Patient-Centered Medical Home Assessment (PCMH-A) Tool
Purpose: To assess implementation of the patient-centered medical home model at a site of care, identify opportunities for related improvement, and track progress towards strengthening the patient-centered medical home.
Format/Data Source: A 35-item survey to be completed by multidisciplinary groups of health care professionals (i.e., physicians, nurses, medical assistants, residents, administrative staff) to assess the current level of functional implementation of the patient-centered medical home model in a practice. The survey is comprised of eight change concept subscales, including (1) engaged leadership, (2) quality improvement strategy, (3) empanelment, (4) continuous and team-based healing relationships, (5) organized, evidence-based care, (6) patient-centered interactions, (7) enhanced care, and (8) care coordination. Responses are on a 12-point scale, with quadrants of scores (1-3, 4-6, 7-9, 10-12) divided among four levels of PCMH implementation (level A-D). Higher scores (i.e., level A) indicate more advanced implementation of the PCMH model.1
Date: Measure released in 2013.1
Perspective: System Representative(s)
Measure Item Mapping:
- Establish accountability or negotiate responsibility: 29
- Communicate:
-
- Between health care professional(s) and patient/family: 8, 21, 22, 35
- Within teams of health care professionals: 19
- Across health care teams or settings: 19, 32
- Information transfer:
- Across health care teams or settings: 28
-
- Facilitate transitions:
- Across settings: 30, 31, 32, 33
- Assess needs and goals: 17, 20, 21
- Create a proactive plan of care: 18
- Monitor, follow up, and respond to change: 17, 32, 33
- Support self-management goals: 18, 23
- Link to community resources: 32, 34
- Align resources with patient and population needs: 19, 22
- Teamwork focused on coordination: 17
- Health care home: 8, 17, 18, 19, 20, 21, 22, 23, 28, 29, 30, 31, 32, 33, 34, 35*
- Care management: 19
- Health IT-enabled coordination: 8
*The instrument as a whole focuses on the Health care home model. Only those items that map to at least one other care coordination domain are listed here.
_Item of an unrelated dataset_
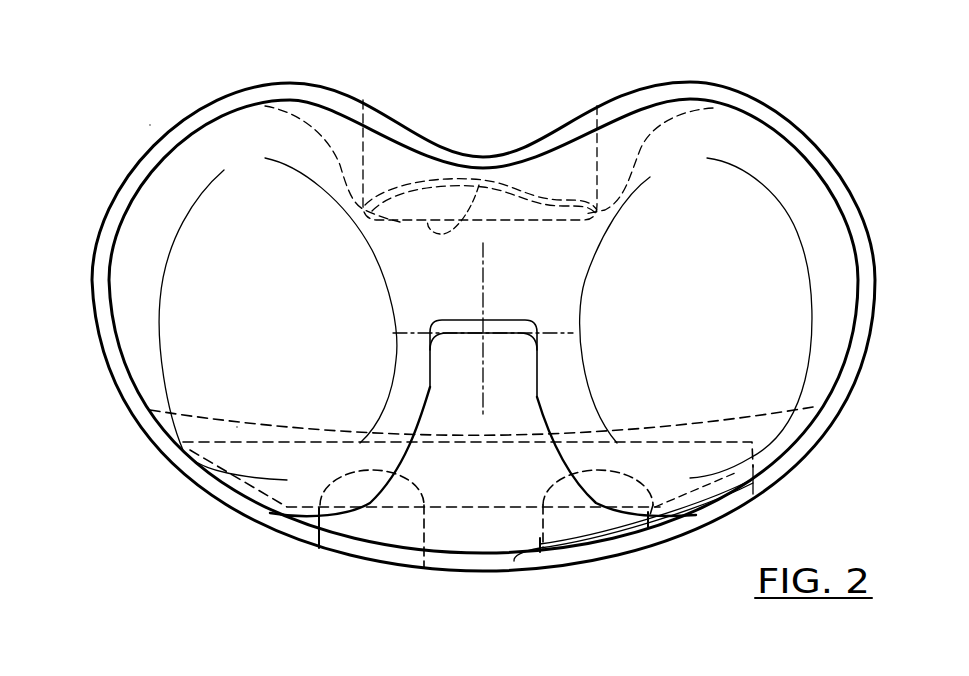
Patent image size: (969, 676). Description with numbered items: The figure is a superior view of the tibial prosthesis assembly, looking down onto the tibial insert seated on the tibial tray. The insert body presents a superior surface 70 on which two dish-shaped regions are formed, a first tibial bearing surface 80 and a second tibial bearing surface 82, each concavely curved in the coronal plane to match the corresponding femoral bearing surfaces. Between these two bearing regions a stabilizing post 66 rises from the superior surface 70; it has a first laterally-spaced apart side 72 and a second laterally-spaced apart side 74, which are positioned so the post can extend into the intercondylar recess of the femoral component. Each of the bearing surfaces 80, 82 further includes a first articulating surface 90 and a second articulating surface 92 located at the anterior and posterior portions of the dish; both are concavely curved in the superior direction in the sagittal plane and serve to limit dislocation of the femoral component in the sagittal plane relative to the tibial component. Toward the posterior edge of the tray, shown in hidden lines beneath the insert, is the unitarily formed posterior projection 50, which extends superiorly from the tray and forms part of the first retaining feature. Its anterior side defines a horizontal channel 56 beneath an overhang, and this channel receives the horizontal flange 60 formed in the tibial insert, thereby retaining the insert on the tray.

Development and Testing: None described in the sources identified.
Link to Outcomes or Health System Characteristics: In a study of 64 safety net practices from five states participating in a national demonstration project, independent observers agreed with practices’ PCMH-A scores 82% of the time. In addition, practices that earned recognition as a PCMH by the National Committee for Quality Assurance early in the demonstration had higher PCMH-A scores than other sites. In addition, sites that engaged in and completed more medical home transformation activities by the end of the demonstration were more likely to report higher PCMH-A scores (personal communication, Donna Daniel, April 3, 2013).
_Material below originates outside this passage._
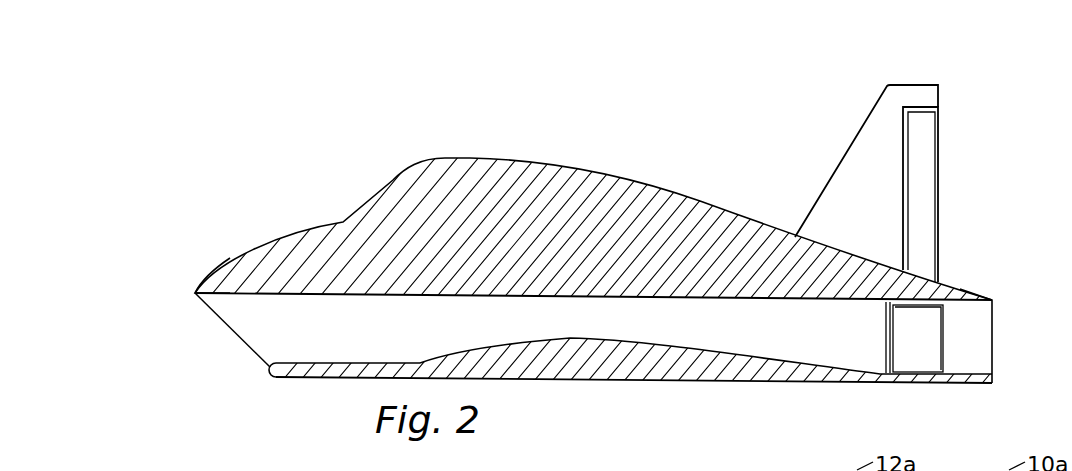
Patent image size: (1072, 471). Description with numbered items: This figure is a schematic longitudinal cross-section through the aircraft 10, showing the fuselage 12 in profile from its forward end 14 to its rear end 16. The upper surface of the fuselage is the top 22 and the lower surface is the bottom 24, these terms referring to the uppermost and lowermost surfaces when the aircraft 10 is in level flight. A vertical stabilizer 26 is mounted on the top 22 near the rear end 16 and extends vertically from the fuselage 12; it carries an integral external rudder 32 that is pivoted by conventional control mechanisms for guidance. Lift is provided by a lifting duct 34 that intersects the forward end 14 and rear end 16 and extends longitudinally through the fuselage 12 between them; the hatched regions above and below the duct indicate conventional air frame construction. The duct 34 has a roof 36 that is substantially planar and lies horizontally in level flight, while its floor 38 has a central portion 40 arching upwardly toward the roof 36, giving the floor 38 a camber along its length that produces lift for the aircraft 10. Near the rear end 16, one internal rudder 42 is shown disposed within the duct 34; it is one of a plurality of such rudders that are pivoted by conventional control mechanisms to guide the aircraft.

Logic Model/Conceptual Framework: The instrument was developed based on the Change Concepts for Practice Transformation2 and the 2008 National Committee for Quality Assurance PCMH standards.3
Country: United States
Past or Validated Applications*:
- Patient Age: Not Applicable
- Patient Condition: Not Applicable
- Setting: Primary Care Facility
*Based on the sources listed below and input from the measure developers.
Notes:
- All instrument items are located online.1
- This instrument contains 35 items, of which 16 were mapped.
Sources:
- Patient-Centered Medical Home Assessment (PCMH-A). Safety Net Medical Home Initiative. Available at: http://www.safetynetmedicalhome.org/sites/default/files/PCMH-A.pdf.
- Wagner EH, Coleman K, Reid RJ, et al. The changes involved in patient-centered medical home transformation. Prim Care 2012;39(2):241-59.